When it comes to reinventing banking, digital investment is almost a sideshow
9 August 2019
Banks have been locked in a digital arms race for many years, investing in tens of billions in their digital capabilities. So why hasn’t the dollar deluge managed to reshape how people and companies engage with financial services, the way it has in many other industries?
To reinvent banking, we need to go beyond throwing money in the future, hoping it will appear in shape and form that is agreeable.
To stay relevant, banks need to support and connect whole communities for success, blurring the lines between ‘partners’, ‘vendors’, ‘clients’ and ‘competitors’ on shared platforms.
This is potentially bad news for legacy bankers used to bespoke wealth management and capitalising on flows with platforms unique to their institutions. But for early movers who recognise the need to change – the disruptors – the opportunity is enormous.
In China, for example, banks have a chance to connect with some of the world’s leading tech companies, creative talent and fintechs to co-create the next generation of financial products and services. That’s the reason we have launched our China eXellerator in Shanghai, as part of our global network of innovation labs.
The platforms and tools that are making banking easier and more accessible will continue to require significant tech spend. But it must be complemented with a rewiring of relationships, transforming the way banks engage with their clients, both individuals and businesses.
First, building partnerships is critical: bringing in outsiders to help the behemoth become more agile and nimble and even take over some parts of it.
Until recently, fintechs were perceived as one of the biggest threats to banking.
Now they are becoming part of a shared future with incumbent players. Big banks (teeming with suits and ties) still have a distinct advantage in the scale and trust they offer. As challengers, the entrepreneurial (hoodie-wearing) “hipsters” in fintechs offer new ideas more relevant to changing realities and the ability to execute them at speed.
Perhaps a clash of cultures.
But disruptive ideas that work best come from clubbing together. These different strengths and early successes from this approach offer a preview into how the financial system of the future could be built.
For successful banks, it means establishing partnerships with the right fintechs, helping innovative ideas come to life by funding potential unicorns in win-win agreements and coming together to build new products and platforms.
That means offering ways to connects start-ups, investors and accelerators to the bank and its intrapreneurs.
Second, innovation is everywhere, so we need to allow for ideas from inside as well as outside the bank. A more entrepreneurial culture – beyond replacing suits with hoodies – can help capitalise on our knowledge. There is growing hunger and ability to innovate: companies can harness it by offering the platforms to ideate towards a purpose.
Third, and perhaps the most disruptive variable will be about creating more options.

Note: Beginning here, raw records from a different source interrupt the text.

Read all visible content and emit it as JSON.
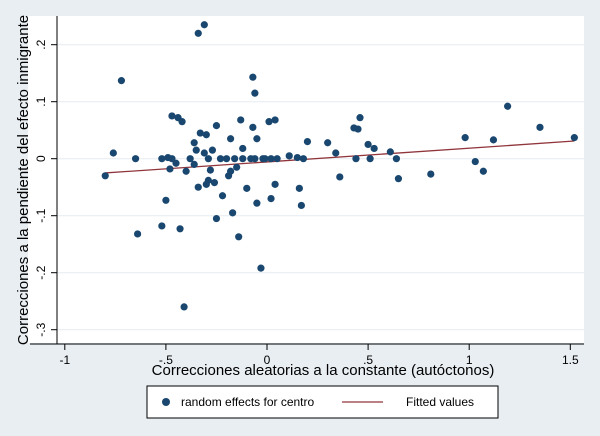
{
  "chart_data": {
    "type": "scatter",
    "xlabel": "Correcciones aleatorias a la constante (autóctonos)",
    "ylabel": "Correcciones a la pendiente del efecto inmigrante",
    "xlim": [
      -1.02,
      1.55
    ],
    "ylim": [
      -0.31,
      0.25
    ],
    "x_ticks": [
      -1,
      -0.5,
      0,
      0.5,
      1,
      1.5
    ],
    "x_tick_labels": [
      "-1",
      "-.5",
      "0",
      ".5",
      "1",
      "1.5"
    ],
    "y_ticks": [
      -0.3,
      -0.2,
      -0.1,
      0,
      0.1,
      0.2
    ],
    "y_tick_labels": [
      "-.3",
      "-.2",
      "-.1",
      "0",
      ".1",
      ".2"
    ],
    "grid": "horizontal",
    "legend_position": "bottom",
    "colors": {
      "background": "#e9eef3",
      "plot_area": "#ffffff",
      "gridline": "#e5ecf1",
      "points": "#1a476f",
      "fitted_line": "#90353b"
    },
    "series": [
      {
        "name": "random effects for centro",
        "kind": "scatter",
        "points": [
          [
            -0.8,
            -0.03
          ],
          [
            -0.76,
            0.01
          ],
          [
            -0.72,
            0.137
          ],
          [
            -0.65,
            0.0
          ],
          [
            -0.64,
            -0.132
          ],
          [
            -0.52,
            0.0
          ],
          [
            -0.52,
            -0.118
          ],
          [
            -0.5,
            -0.073
          ],
          [
            -0.49,
            0.002
          ],
          [
            -0.48,
            -0.018
          ],
          [
            -0.47,
            0.0
          ],
          [
            -0.47,
            0.075
          ],
          [
            -0.45,
            -0.008
          ],
          [
            -0.44,
            0.072
          ],
          [
            -0.43,
            -0.123
          ],
          [
            -0.42,
            0.065
          ],
          [
            -0.41,
            -0.26
          ],
          [
            -0.4,
            -0.022
          ],
          [
            -0.38,
            0.0
          ],
          [
            -0.36,
            0.028
          ],
          [
            -0.36,
            -0.01
          ],
          [
            -0.35,
            0.015
          ],
          [
            -0.34,
            0.22
          ],
          [
            -0.34,
            -0.05
          ],
          [
            -0.33,
            0.045
          ],
          [
            -0.31,
            0.235
          ],
          [
            -0.31,
            0.01
          ],
          [
            -0.3,
            0.042
          ],
          [
            -0.3,
            -0.045
          ],
          [
            -0.29,
            -0.038
          ],
          [
            -0.29,
            0.0
          ],
          [
            -0.28,
            -0.02
          ],
          [
            -0.27,
            0.015
          ],
          [
            -0.26,
            -0.042
          ],
          [
            -0.25,
            0.058
          ],
          [
            -0.25,
            -0.105
          ],
          [
            -0.23,
            0.0
          ],
          [
            -0.22,
            -0.065
          ],
          [
            -0.2,
            0.0
          ],
          [
            -0.19,
            -0.03
          ],
          [
            -0.18,
            0.035
          ],
          [
            -0.18,
            -0.022
          ],
          [
            -0.17,
            -0.095
          ],
          [
            -0.16,
            0.0
          ],
          [
            -0.15,
            -0.015
          ],
          [
            -0.14,
            -0.137
          ],
          [
            -0.13,
            0.068
          ],
          [
            -0.12,
            0.018
          ],
          [
            -0.12,
            0.0
          ],
          [
            -0.1,
            -0.052
          ],
          [
            -0.08,
            0.0
          ],
          [
            -0.07,
            0.143
          ],
          [
            -0.07,
            0.055
          ],
          [
            -0.06,
            0.115
          ],
          [
            -0.06,
            0.0
          ],
          [
            -0.05,
            0.035
          ],
          [
            -0.05,
            -0.078
          ],
          [
            -0.03,
            -0.192
          ],
          [
            -0.02,
            0.0
          ],
          [
            -0.01,
            0.0
          ],
          [
            0.01,
            0.065
          ],
          [
            0.02,
            0.0
          ],
          [
            0.02,
            -0.07
          ],
          [
            0.04,
            0.068
          ],
          [
            0.04,
            -0.045
          ],
          [
            0.05,
            0.0
          ],
          [
            0.11,
            0.005
          ],
          [
            0.15,
            0.002
          ],
          [
            0.16,
            -0.052
          ],
          [
            0.17,
            -0.082
          ],
          [
            0.18,
            0.0
          ],
          [
            0.2,
            0.03
          ],
          [
            0.3,
            0.028
          ],
          [
            0.34,
            0.01
          ],
          [
            0.36,
            -0.032
          ],
          [
            0.43,
            0.054
          ],
          [
            0.44,
            0.0
          ],
          [
            0.45,
            0.052
          ],
          [
            0.46,
            0.072
          ],
          [
            0.5,
            0.025
          ],
          [
            0.51,
            0.0
          ],
          [
            0.53,
            0.018
          ],
          [
            0.61,
            0.012
          ],
          [
            0.64,
            0.0
          ],
          [
            0.65,
            -0.035
          ],
          [
            0.81,
            -0.027
          ],
          [
            0.98,
            0.037
          ],
          [
            1.03,
            -0.005
          ],
          [
            1.07,
            -0.022
          ],
          [
            1.12,
            0.033
          ],
          [
            1.19,
            0.092
          ],
          [
            1.35,
            0.055
          ],
          [
            1.52,
            0.037
          ]
        ]
      },
      {
        "name": "Fitted values",
        "kind": "line",
        "points": [
          [
            -0.8,
            -0.025
          ],
          [
            1.52,
            0.031
          ]
        ]
      }
    ]
  }
}
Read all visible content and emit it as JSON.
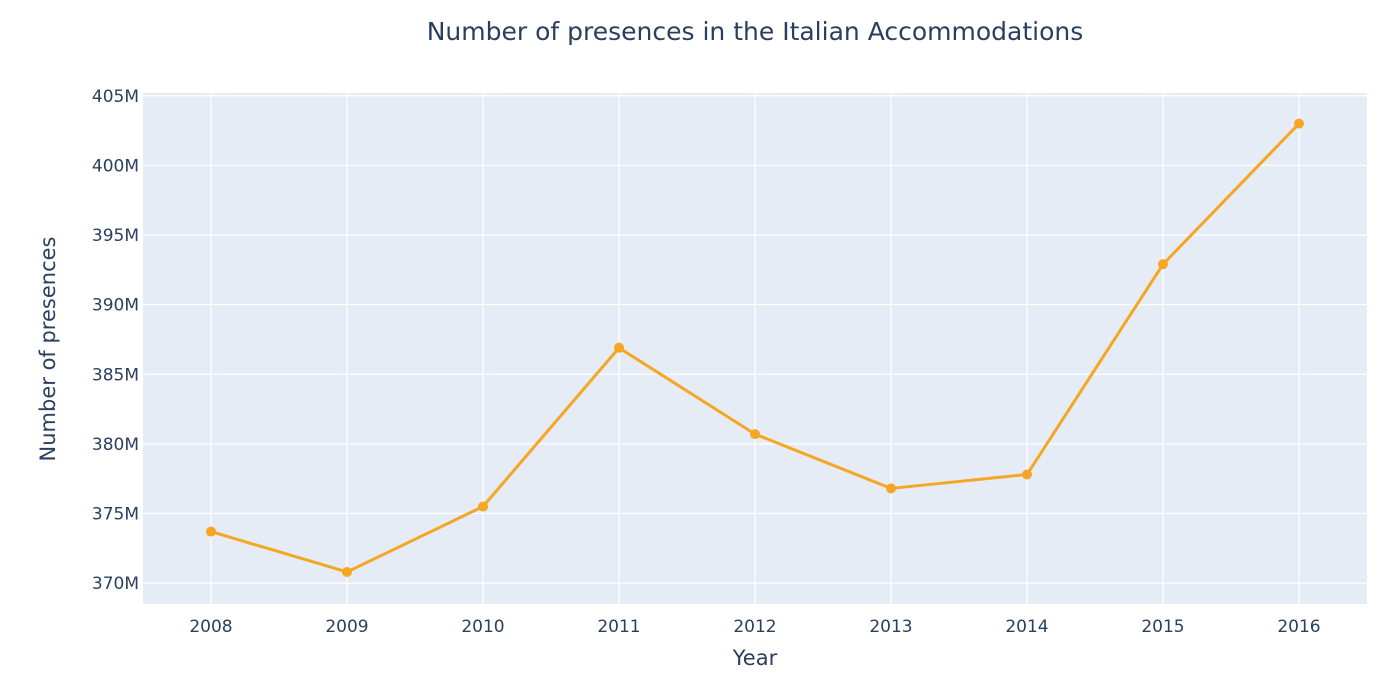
{
  "chart_data": {
    "type": "line",
    "title": "Number of presences in the Italian Accommodations",
    "xlabel": "Year",
    "ylabel": "Number of presences",
    "x": [
      2008,
      2009,
      2010,
      2011,
      2012,
      2013,
      2014,
      2015,
      2016
    ],
    "x_tick_labels": [
      "2008",
      "2009",
      "2010",
      "2011",
      "2012",
      "2013",
      "2014",
      "2015",
      "2016"
    ],
    "series": [
      {
        "values": [
          373700000,
          370800000,
          375500000,
          386900000,
          380700000,
          376800000,
          377800000,
          392900000,
          403000000
        ]
      }
    ],
    "ylim": [
      368500000,
      405200000
    ],
    "y_ticks": [
      370000000,
      375000000,
      380000000,
      385000000,
      390000000,
      395000000,
      400000000,
      405000000
    ],
    "y_tick_labels": [
      "370M",
      "375M",
      "380M",
      "385M",
      "390M",
      "395M",
      "400M",
      "405M"
    ],
    "grid": true,
    "colors": {
      "line": "#f5a623",
      "plot_background": "#e5ecf6",
      "grid": "#ffffff",
      "text": "#2a3f5f"
    }
  }
}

Partnerships make for solid steps in the right direction for remaining relevant in a digital future. But we must also consider a complete rethink and look at alternative realities for financial services.

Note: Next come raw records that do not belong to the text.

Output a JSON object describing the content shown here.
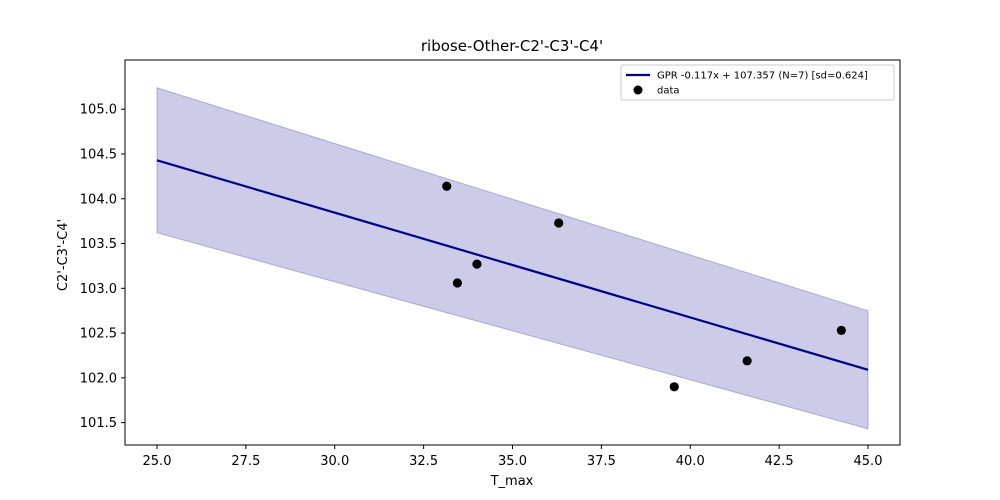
{
  "chart_data": {
    "type": "line",
    "title": "ribose-Other-C2'-C3'-C4'",
    "xlabel": "T_max",
    "ylabel": "C2'-C3'-C4'",
    "xlim": [
      24.1,
      45.9
    ],
    "ylim": [
      101.25,
      105.55
    ],
    "x_ticks": [
      25.0,
      27.5,
      30.0,
      32.5,
      35.0,
      37.5,
      40.0,
      42.5,
      45.0
    ],
    "x_tick_labels": [
      "25.0",
      "27.5",
      "30.0",
      "32.5",
      "35.0",
      "37.5",
      "40.0",
      "42.5",
      "45.0"
    ],
    "y_ticks": [
      101.5,
      102.0,
      102.5,
      103.0,
      103.5,
      104.0,
      104.5,
      105.0
    ],
    "y_tick_labels": [
      "101.5",
      "102.0",
      "102.5",
      "103.0",
      "103.5",
      "104.0",
      "104.5",
      "105.0"
    ],
    "grid": false,
    "legend_position": "top-right",
    "series": [
      {
        "name": "GPR -0.117x + 107.357 (N=7) [sd=0.624]",
        "kind": "line",
        "color": "#00008b",
        "x": [
          25.0,
          45.0
        ],
        "y": [
          104.43,
          102.09
        ]
      },
      {
        "name": "data",
        "kind": "scatter",
        "color": "#000000",
        "x": [
          33.15,
          33.45,
          34.0,
          36.3,
          39.55,
          41.6,
          44.25
        ],
        "y": [
          104.14,
          103.06,
          103.27,
          103.73,
          101.9,
          102.19,
          102.53
        ]
      }
    ],
    "band": {
      "color": "#00008b",
      "opacity": 0.2,
      "x": [
        25.0,
        45.0
      ],
      "upper": [
        105.24,
        102.75
      ],
      "lower": [
        103.62,
        101.43
      ]
    }
  }
}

We need to think outside the bounded reality of a bank and meet the client needs of the future. Virtual banks, for instance, have a dual role to play: they are a defence by banks against disruptors, while also winning market share from other incumbents.
What does the future hold?
The way banks use technology will evolve, from a ‘do it yourself’ to a much more open model. Their architecture will become modular and connected via APIs, making it faster and easier to integrate new technology.
Banking could then emerge as ‘plug and play’ options where the nuts and bolts might be bank-built, but customers will engage with different services through different ‘skins’.
For individuals, we also need to fit into the future lives of digital natives as they move into greater wealth, careers and make more significant decisions. The same digital shopping cart could hold your breakfast eggs as well as a unit trust to invest for a comfortable retirement. This is already a reality in China.
For corporates, a company can access a single portal for all their needs: trade solutions; insurance; connections with new business avenues and perhaps even the ability to connect with independent experts to help them face challenges as they grow.
Standard Chartered’s new digital platform for SMEs in India, already offers a glimpse into this future.
The future of banking is bright, if we are brave enough to build it.